Only in America could Fitzgerald – or Ella, just Ella, as everyone called her – go on to be crowned the First Lady of Song, perform with Sinatra, have Marilyn Monroe as a fan, and be beloved by millions around the world. And only in America did her house have to be bought by her white manager because the neighbours would have blocked a sale to a black person. Only in America could Ella play in the south, get arrested with her band on trumped up charges, then be asked for autographs by those same racist police officers.

Leslie Woodhead’s 90-minute film paid tribute to Ella’s genius. The queue of those waiting to laud her stretched from Tony Bennett and Smokey Robinson to Andre Previn. It also took care to put her life and career in the context of the times, making her success even more remarkable.

What was turning out to be quite the week for fabulous women continued with Philharmonia (Channel 4, Sunday). Set in Paris, it was the story of a gifted conductor, Helene, returning home from New York to take on an established orchestra. Quelle horreur for the musicians who had voted against her, for her misogynist boss, and for the horn player who was bumping bones with Helene’s husband.

The dialogue was ripe at times (“Eef you let ‘er, Helene Barizet weel destroy you!”), and there were several outbreaks of Dynasty-level flouncing and furniture chewing.

I also refuse to believe a composer and a conductor would ever treat a piano like *that*. But everyone looked tres chic, there was a plot involving a crazy mother in a locked hospital, and if that was not enough there was violin playing by the Seine.

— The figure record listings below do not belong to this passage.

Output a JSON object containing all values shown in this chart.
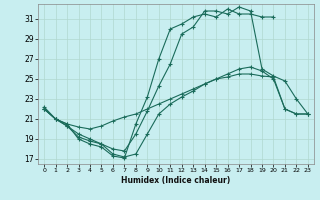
{
  "xlabel": "Humidex (Indice chaleur)",
  "background_color": "#c8eef0",
  "grid_color": "#b0d8d0",
  "line_color": "#1a6b5a",
  "xlim": [
    -0.5,
    23.5
  ],
  "ylim": [
    16.5,
    32.5
  ],
  "xticks": [
    0,
    1,
    2,
    3,
    4,
    5,
    6,
    7,
    8,
    9,
    10,
    11,
    12,
    13,
    14,
    15,
    16,
    17,
    18,
    19,
    20,
    21,
    22,
    23
  ],
  "yticks": [
    17,
    19,
    21,
    23,
    25,
    27,
    29,
    31
  ],
  "line1_x": [
    0,
    1,
    2,
    3,
    4,
    5,
    6,
    7,
    8,
    9,
    10,
    11,
    12,
    13,
    14,
    15,
    16,
    17,
    18,
    19,
    20
  ],
  "line1_y": [
    22.2,
    21.0,
    20.5,
    19.0,
    18.5,
    18.2,
    17.3,
    17.1,
    20.5,
    23.2,
    27.0,
    30.0,
    30.5,
    31.2,
    31.5,
    31.2,
    32.0,
    31.5,
    31.5,
    31.2,
    31.2
  ],
  "line2_x": [
    0,
    1,
    2,
    3,
    4,
    5,
    6,
    7,
    8,
    9,
    10,
    11,
    12,
    13,
    14,
    15,
    16,
    17,
    18,
    19,
    20,
    21,
    22,
    23
  ],
  "line2_y": [
    22.0,
    21.0,
    20.3,
    19.2,
    18.8,
    18.5,
    18.0,
    17.8,
    19.5,
    21.8,
    24.3,
    26.5,
    29.5,
    30.2,
    31.8,
    31.8,
    31.5,
    32.2,
    31.8,
    26.0,
    25.3,
    24.8,
    23.0,
    21.5
  ],
  "line3_x": [
    0,
    1,
    2,
    3,
    4,
    5,
    6,
    7,
    8,
    9,
    10,
    11,
    12,
    13,
    14,
    15,
    16,
    17,
    18,
    19,
    20,
    21,
    22,
    23
  ],
  "line3_y": [
    22.0,
    21.0,
    20.5,
    20.2,
    20.0,
    20.3,
    20.8,
    21.2,
    21.5,
    22.0,
    22.5,
    23.0,
    23.5,
    24.0,
    24.5,
    25.0,
    25.2,
    25.5,
    25.5,
    25.3,
    25.2,
    22.0,
    21.5,
    21.5
  ],
  "line4_x": [
    0,
    1,
    2,
    3,
    4,
    5,
    6,
    7,
    8,
    9,
    10,
    11,
    12,
    13,
    14,
    15,
    16,
    17,
    18,
    19,
    20,
    21,
    22,
    23
  ],
  "line4_y": [
    22.0,
    21.0,
    20.3,
    19.5,
    19.0,
    18.5,
    17.5,
    17.2,
    17.5,
    19.5,
    21.5,
    22.5,
    23.2,
    23.8,
    24.5,
    25.0,
    25.5,
    26.0,
    26.2,
    25.8,
    25.0,
    22.0,
    21.5,
    21.5
  ]
}
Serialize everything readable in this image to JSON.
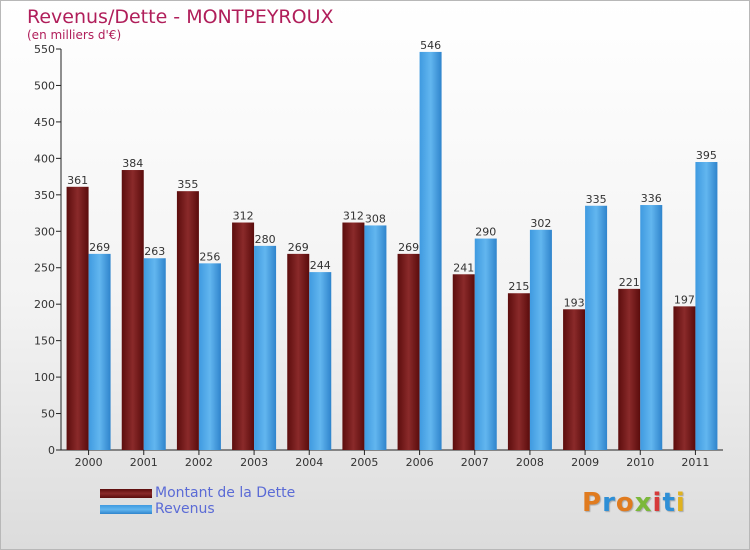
{
  "title": "Revenus/Dette - MONTPEYROUX",
  "subtitle": "(en milliers d'€)",
  "chart_data": {
    "type": "bar",
    "categories": [
      "2000",
      "2001",
      "2002",
      "2003",
      "2004",
      "2005",
      "2006",
      "2007",
      "2008",
      "2009",
      "2010",
      "2011"
    ],
    "series": [
      {
        "name": "Montant de la Dette",
        "values": [
          361,
          384,
          355,
          312,
          269,
          312,
          269,
          241,
          215,
          193,
          221,
          197
        ],
        "color": "#7a1a1a"
      },
      {
        "name": "Revenus",
        "values": [
          269,
          263,
          256,
          280,
          244,
          308,
          546,
          290,
          302,
          335,
          336,
          395
        ],
        "color": "#4da6e8"
      }
    ],
    "ylim": [
      0,
      550
    ],
    "yticks": [
      0,
      50,
      100,
      150,
      200,
      250,
      300,
      350,
      400,
      450,
      500,
      550
    ],
    "grid": false,
    "legend_position": "bottom-left"
  },
  "legend": {
    "dette_label": "Montant de la Dette",
    "revenus_label": "Revenus"
  },
  "logo_text": "Proxiti",
  "colors": {
    "title": "#b01e5a",
    "dette": "#7a1a1a",
    "revenus": "#4da6e8",
    "legend_text": "#5b6bd6"
  }
}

Deliciously silly.

Television does love a spot of recycling, and a catchphrase, hence the arrival of Alan Carr’s Epic Game Show (STV, Saturday, above) which takes its picks from past classics and jushes them up. This week it was Play Your Cards Right, next week it’s The Price is Right.

The keen eyed viewer will have spotted some differences, the main one on the first show being the absence of a “dolly dealer”.

There was a woman, she dealt the giant cards, but since we’re not in 1970s Kansas she was not called a “dolly dealer” any more.

“I can’t say you look wonderful these days,” said Carr. “Though I can say you look workmanlike and efficient,” he added shaking her by the hand. (Yes, it was recorded pre-virus).

All the other old saws were present, including the audience getting a big kick out of shouting “higher” and “lower”.

Carr was a genial host, and he had the all-important sideways glances to camera off pat. Got to have some post-modern irony. It was still a long hour. We were easier to please in the old days.